“Pahdon, pahdon, please, Miss ‘Lethe,” said the negro. “I was thinkin’ of de sweet bimeby an’ waitin’ fo’ to tell de news to you—fust dat Ike got drunk an’ Marse Frank war gwine hab to scratch de mare—”
“Oh, dear! Oh, dear! Then Frank—why, he’ll lose everything!”
“Hol’ on, Miss ‘Lethe; dat de fust half, only. Secon’ half am dat Marse Cunnel found a jockey an’ Queen Bess am gwine ter run.”
“Bless his heart!” she cried. “I wonder if it’s wrong for me to pray that that jockey will win.” She looked, almost embarrassed at the aged negro for a moment, and then, mustering up courage, said: “Neb, look here. I’m ashamed to acknowledge so much interest in a horse-race, but it seems as if I can’t wait to hear of the result.”
“Lawsy, I don’t blame you, none; feel dat way mahse’f.”
“I must know the result the instant the race is decided.”
“Send yo’ wuhd right off, Miss ’Lethe.”
“Oh, I can’t wait for that. Neb, I never did such a thing before and never will again, and, even now, I won’t enter a race-track; but, Neb, isn’t there some place outside the fence where I could watch the race without actually going in?”
Neb doubled up in silent laughter. The old negro was enjoying life, exceedingly, on this, the day, which, for a time, had seemed so full of gloom. The white folks were quite at his mercy. “You bet dar is,” said he, “a knot-hole not fur f’m de gran’-stan’, an’ a tree what you could climb, right handy.”

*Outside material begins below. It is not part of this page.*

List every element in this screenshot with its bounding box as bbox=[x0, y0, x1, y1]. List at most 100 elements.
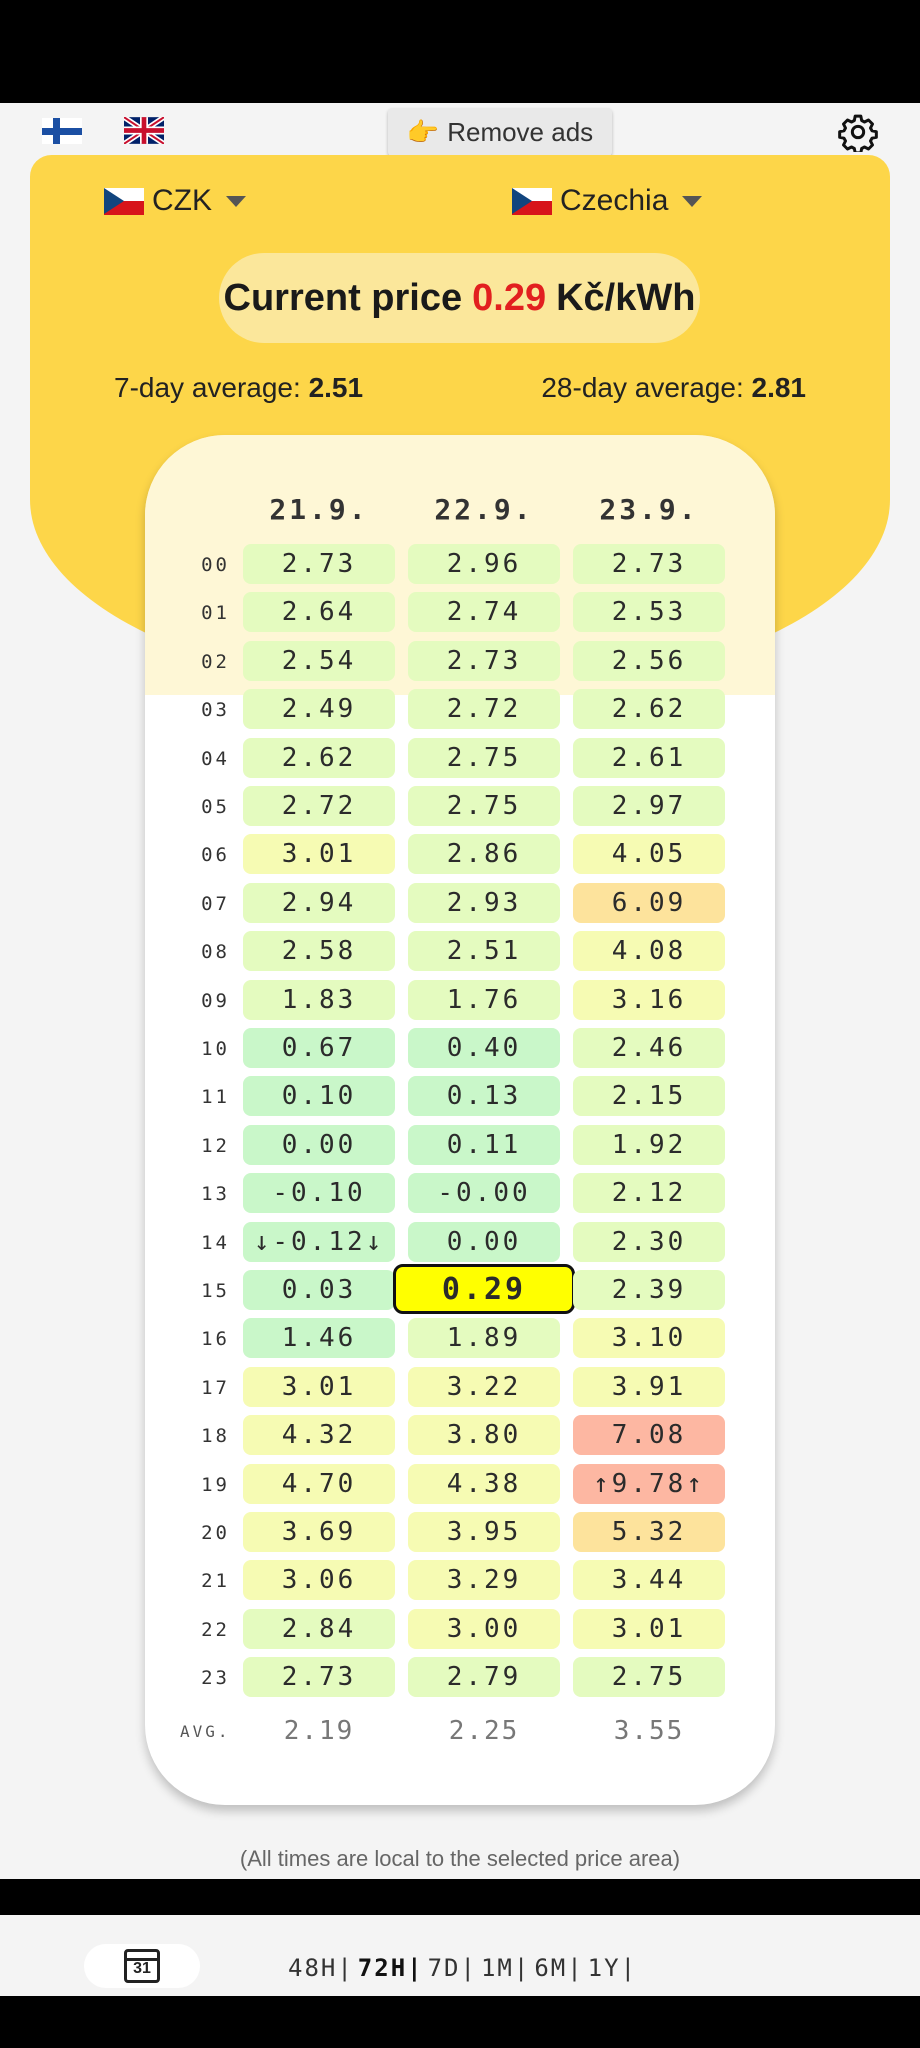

Miss Alathea was not favorable to the thought of climbing trees, and said so. “No, no; the knot-hole will be far better for me.”
“But, Miss ’Lethe, why, de Cunnel—”
She did not let him make his explanation. “Sh! Sh!” she hissed. “Not a word of this to him, or anyone! Will you show me, when the time comes?”
“Oh, I’ll show you,” Neb replied, and before he had a chance to add a word she had hurried off into the crowd.
“I war gwine to tell her dat de Cunnel’d be dar, too, but she wouldn’t wait to heah. Wal, I reckon she’ll jes’ fin’ ’im when she git dar.”
Down the street his piccaninny band came straggling, looking for him.
“Hol’ on, chillun; hol’ on,” he cried, and joined them. “Now yo’ lissen. Yo’ is not to make a squawk until the end of de Ashlan’ Oaks. Yo’s to sabe yo’ bref to honuh ouah Queen Bess. If she wins, yo’ staht in playin’ ‘Dixie’ as yo’ nevuh played afo’. If she loses yo’s to play, real slow an’ mo’nful, ‘Massa’s in de Col’, Col’, Groun’.’”
In the meantime the Colonel, in a quiet spot, had joined the jockey who had been discovered to take the place of drunken Ike. The unknown rider was wrapped closely in an ulster, from beneath which riding boots, unusually small, peeped, now and then, as the feet within them moved somewhat nervously about.
“All right, are you?” he inquired.
“I ain’t afeared,” the jockey answered, “but I’m powerful nervous. Never had on clo’es like these before, an’—don’t you look at me!”